General election 2019: Tories seek to avoid manifesto calamity
Compared to the Labour manifesto, Boris Johnson's plan for the country is a shopping list of promises, not an encyclopaedia of ambitions.
There are new vows - no tax rises, a target of 50,000 more nurses to be working in the NHS by the end of the Parliament, scrapping many hospital parking charges, more money to fix potholes, an end to the Fixed Term Parliament Act and a mysterious-sounding "Constitution, Democracy and Rights Commission".

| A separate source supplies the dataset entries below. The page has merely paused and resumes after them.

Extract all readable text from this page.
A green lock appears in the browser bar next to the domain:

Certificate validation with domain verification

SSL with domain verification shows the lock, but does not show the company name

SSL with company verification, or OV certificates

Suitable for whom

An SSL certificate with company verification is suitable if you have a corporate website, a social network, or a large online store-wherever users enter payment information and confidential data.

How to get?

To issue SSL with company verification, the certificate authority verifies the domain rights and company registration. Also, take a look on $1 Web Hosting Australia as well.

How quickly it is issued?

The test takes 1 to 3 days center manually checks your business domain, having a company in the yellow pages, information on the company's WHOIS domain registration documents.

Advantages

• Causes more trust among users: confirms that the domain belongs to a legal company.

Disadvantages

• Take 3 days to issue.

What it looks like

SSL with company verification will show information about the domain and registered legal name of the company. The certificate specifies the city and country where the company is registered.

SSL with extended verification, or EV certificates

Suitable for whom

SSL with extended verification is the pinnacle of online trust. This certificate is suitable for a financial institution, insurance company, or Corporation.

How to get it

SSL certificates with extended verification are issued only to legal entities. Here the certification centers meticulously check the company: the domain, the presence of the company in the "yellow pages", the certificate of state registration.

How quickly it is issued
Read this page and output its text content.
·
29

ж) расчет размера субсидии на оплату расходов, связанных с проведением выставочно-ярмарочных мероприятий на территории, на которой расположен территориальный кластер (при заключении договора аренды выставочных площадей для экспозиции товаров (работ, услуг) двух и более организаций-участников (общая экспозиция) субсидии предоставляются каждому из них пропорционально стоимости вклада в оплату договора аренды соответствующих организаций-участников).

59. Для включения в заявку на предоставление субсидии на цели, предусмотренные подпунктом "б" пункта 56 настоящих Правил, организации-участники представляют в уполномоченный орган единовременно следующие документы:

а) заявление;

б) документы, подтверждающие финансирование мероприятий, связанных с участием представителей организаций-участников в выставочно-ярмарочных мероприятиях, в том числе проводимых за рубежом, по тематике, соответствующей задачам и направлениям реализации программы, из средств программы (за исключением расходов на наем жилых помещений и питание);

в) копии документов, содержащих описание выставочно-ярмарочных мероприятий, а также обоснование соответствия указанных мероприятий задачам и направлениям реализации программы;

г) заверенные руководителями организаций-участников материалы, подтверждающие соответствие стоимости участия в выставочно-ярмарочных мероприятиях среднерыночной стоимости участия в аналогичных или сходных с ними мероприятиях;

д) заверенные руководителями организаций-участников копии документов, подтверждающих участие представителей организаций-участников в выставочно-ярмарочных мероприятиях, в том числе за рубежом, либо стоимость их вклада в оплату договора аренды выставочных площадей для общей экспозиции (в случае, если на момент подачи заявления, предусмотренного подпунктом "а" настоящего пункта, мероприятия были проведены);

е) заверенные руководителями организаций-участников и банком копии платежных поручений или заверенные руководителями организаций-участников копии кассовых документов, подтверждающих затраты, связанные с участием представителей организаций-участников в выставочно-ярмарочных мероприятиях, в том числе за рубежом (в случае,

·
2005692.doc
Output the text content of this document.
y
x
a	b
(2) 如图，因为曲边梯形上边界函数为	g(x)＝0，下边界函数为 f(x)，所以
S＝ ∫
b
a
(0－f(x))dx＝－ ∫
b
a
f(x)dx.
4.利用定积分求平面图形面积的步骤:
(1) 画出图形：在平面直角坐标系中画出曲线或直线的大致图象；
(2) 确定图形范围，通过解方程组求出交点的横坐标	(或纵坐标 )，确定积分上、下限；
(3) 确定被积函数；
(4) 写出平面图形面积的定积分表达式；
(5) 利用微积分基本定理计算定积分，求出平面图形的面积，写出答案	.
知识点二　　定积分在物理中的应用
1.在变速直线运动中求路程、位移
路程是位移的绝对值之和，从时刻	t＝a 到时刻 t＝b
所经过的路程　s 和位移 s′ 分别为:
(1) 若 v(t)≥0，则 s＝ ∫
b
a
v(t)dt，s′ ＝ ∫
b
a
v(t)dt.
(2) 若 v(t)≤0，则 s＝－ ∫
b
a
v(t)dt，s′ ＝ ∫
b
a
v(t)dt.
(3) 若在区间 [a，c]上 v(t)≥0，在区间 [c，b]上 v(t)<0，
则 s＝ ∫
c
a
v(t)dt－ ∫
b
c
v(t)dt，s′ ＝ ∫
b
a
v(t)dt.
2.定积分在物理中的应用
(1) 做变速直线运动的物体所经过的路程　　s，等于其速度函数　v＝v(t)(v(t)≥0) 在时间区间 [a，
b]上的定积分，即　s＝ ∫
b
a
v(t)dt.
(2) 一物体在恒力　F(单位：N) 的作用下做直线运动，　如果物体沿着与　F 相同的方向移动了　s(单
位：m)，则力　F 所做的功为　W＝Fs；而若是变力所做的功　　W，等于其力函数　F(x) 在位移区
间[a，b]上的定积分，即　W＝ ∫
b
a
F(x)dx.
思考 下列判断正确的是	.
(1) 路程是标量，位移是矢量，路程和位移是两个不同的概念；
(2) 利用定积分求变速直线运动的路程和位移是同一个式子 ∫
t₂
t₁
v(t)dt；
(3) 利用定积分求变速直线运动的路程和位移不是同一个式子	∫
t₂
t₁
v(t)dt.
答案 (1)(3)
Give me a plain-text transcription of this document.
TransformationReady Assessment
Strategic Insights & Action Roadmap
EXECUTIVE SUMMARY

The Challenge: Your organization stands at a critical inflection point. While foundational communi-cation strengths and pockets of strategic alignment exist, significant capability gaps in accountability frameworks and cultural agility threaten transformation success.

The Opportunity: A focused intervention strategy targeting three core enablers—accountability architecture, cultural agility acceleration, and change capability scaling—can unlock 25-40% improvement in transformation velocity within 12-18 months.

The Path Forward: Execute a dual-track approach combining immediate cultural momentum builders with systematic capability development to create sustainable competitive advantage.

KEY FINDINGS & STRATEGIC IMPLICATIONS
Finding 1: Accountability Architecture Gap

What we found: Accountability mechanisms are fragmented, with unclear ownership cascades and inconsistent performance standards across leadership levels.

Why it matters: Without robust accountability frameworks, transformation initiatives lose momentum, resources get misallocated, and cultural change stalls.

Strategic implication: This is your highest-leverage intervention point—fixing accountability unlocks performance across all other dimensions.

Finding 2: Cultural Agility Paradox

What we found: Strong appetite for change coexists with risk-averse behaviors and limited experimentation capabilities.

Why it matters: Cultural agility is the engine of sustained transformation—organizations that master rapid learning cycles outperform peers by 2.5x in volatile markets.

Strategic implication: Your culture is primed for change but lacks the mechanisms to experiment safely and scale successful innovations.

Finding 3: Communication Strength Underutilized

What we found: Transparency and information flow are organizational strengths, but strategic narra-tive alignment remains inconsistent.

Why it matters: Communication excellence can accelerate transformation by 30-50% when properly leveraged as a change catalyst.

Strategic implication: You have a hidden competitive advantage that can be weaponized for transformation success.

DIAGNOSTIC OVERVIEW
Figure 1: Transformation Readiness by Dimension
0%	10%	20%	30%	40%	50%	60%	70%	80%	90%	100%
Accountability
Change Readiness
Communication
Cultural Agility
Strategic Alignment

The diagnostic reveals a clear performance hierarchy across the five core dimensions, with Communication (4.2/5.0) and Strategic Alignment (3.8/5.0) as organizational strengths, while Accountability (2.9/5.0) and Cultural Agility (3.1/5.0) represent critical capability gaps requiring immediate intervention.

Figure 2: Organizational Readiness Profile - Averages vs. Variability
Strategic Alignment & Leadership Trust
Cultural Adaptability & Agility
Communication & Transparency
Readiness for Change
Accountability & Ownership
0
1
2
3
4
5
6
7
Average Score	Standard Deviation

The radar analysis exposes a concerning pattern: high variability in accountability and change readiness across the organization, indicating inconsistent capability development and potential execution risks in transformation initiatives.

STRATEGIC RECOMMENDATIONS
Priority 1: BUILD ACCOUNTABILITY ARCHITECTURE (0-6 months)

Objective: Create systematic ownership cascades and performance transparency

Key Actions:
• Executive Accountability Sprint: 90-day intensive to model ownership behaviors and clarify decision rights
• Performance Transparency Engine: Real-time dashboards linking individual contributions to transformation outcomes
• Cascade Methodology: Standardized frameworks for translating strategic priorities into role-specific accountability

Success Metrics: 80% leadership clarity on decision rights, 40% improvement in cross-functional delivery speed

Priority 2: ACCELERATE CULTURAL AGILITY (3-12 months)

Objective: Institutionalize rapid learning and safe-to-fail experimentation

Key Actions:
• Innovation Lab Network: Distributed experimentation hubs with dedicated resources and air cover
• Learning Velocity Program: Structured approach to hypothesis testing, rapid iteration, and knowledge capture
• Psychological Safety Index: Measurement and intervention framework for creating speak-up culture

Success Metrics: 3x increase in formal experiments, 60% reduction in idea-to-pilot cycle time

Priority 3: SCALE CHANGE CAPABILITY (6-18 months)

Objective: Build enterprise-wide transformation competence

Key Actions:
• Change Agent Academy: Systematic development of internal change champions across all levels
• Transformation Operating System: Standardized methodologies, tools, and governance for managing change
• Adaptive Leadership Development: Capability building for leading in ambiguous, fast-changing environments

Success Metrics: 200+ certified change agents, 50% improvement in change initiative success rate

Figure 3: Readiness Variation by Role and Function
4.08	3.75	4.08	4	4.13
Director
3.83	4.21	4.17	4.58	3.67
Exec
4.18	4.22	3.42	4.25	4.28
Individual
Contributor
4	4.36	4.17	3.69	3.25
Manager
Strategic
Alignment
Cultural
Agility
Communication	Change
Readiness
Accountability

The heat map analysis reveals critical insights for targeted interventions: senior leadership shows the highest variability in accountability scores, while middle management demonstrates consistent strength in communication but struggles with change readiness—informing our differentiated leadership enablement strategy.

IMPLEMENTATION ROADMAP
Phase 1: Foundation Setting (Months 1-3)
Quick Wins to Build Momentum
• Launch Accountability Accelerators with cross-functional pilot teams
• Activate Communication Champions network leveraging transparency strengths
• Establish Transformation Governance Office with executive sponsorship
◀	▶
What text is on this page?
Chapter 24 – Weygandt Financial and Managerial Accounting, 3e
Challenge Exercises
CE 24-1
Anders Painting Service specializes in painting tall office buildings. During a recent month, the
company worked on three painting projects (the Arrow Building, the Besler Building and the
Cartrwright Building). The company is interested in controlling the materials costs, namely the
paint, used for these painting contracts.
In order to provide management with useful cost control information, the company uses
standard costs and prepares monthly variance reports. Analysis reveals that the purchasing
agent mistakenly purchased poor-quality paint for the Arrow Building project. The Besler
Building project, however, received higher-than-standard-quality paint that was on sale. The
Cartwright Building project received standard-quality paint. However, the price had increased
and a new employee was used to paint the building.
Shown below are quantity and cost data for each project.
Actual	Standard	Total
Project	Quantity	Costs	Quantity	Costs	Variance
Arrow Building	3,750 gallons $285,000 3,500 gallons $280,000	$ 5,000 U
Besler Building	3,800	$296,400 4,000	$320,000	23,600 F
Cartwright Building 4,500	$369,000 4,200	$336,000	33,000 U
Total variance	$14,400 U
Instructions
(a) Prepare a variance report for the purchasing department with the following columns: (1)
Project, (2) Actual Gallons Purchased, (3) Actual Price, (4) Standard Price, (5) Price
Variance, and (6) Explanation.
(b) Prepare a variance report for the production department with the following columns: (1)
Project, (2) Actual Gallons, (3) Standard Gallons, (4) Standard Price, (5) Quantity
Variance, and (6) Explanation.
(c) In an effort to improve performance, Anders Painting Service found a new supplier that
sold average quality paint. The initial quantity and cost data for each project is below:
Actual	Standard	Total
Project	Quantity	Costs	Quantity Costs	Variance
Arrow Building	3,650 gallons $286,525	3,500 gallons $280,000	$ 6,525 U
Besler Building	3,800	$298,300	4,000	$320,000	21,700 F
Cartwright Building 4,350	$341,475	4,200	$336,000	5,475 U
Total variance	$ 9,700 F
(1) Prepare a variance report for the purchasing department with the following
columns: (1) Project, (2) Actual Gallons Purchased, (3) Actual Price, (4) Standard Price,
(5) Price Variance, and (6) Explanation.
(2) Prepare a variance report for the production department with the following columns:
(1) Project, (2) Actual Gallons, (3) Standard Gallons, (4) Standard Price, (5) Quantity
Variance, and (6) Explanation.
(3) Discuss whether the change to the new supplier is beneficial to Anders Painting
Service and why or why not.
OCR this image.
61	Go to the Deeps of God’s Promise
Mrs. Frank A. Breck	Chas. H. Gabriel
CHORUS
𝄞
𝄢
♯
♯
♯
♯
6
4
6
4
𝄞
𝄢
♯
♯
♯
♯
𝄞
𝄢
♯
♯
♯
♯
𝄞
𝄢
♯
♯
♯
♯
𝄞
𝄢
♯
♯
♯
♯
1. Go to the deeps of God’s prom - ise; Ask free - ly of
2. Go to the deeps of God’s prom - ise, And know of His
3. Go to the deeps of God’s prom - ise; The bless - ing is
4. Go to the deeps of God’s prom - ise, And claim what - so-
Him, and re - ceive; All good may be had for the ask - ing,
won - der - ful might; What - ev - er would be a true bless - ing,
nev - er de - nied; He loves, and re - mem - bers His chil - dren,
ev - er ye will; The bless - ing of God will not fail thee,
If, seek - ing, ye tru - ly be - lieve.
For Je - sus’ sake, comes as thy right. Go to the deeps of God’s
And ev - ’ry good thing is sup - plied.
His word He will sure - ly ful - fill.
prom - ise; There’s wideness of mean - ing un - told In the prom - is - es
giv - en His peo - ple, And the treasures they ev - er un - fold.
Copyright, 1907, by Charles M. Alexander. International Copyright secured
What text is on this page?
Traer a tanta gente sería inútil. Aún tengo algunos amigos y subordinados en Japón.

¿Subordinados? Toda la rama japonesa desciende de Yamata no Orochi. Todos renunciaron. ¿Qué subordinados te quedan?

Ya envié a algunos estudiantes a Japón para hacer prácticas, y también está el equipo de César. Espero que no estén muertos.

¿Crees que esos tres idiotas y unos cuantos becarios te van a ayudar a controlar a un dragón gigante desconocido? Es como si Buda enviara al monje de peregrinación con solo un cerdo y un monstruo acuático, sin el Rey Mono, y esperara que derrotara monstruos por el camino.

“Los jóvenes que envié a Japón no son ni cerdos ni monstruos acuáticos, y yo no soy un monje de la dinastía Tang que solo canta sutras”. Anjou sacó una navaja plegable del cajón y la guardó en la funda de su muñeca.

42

An historic document, however, this is not - for three political reasons.
First, the Conservatives are haunted by their manifesto calamity of 2017, when Theresa May presented the country with a list of hard choices in the expectation that a big majority would give her the political space to drive through controversial reforms.
No-one in the Tory campaign this time wanted to put forward ideas that could unravel into painful choices for the electorate.
Second, this is still a new government, and Boris Johnson has already made major commitments during his short time in Downing Street - big new spending on infrastructure, for example, under a new, more relaxed, set of spending rules; more cash for the health service and the beginnings of a plan to bring police numbers back up by 20,000.
Remember too, his tax cut from raising the National Insurance threshold was blurted out just last week.
Last and most importantly, the big contrasts in this election have been there since day one.
The manifestos have served to underline, rather than reveal that reality.
The Conservatives and the Labour Party have totally different approaches to the size of the state and their willingness to intervene in the market.
And Boris Johnson called this election because he wants to leave the EU at speed.
Whereas Jeremy Corbyn is, after months of Labour evolving its position, offering another referendum.
That is the clear difference between the two big parties this time.
Vote to leave the EU at speed, and enact the 2016 referendum, or choose Labour to push for another big national ballot, and plump for the chance to stay.
It's worth adding, of course, that often in the small print there are surprises, or sometimes mistakes, in these documents that trip up the parties in time.
It is too early to say with confidence, only a number of hours after the manifesto has emerged, that there is nothing that will cause problems in the days to come.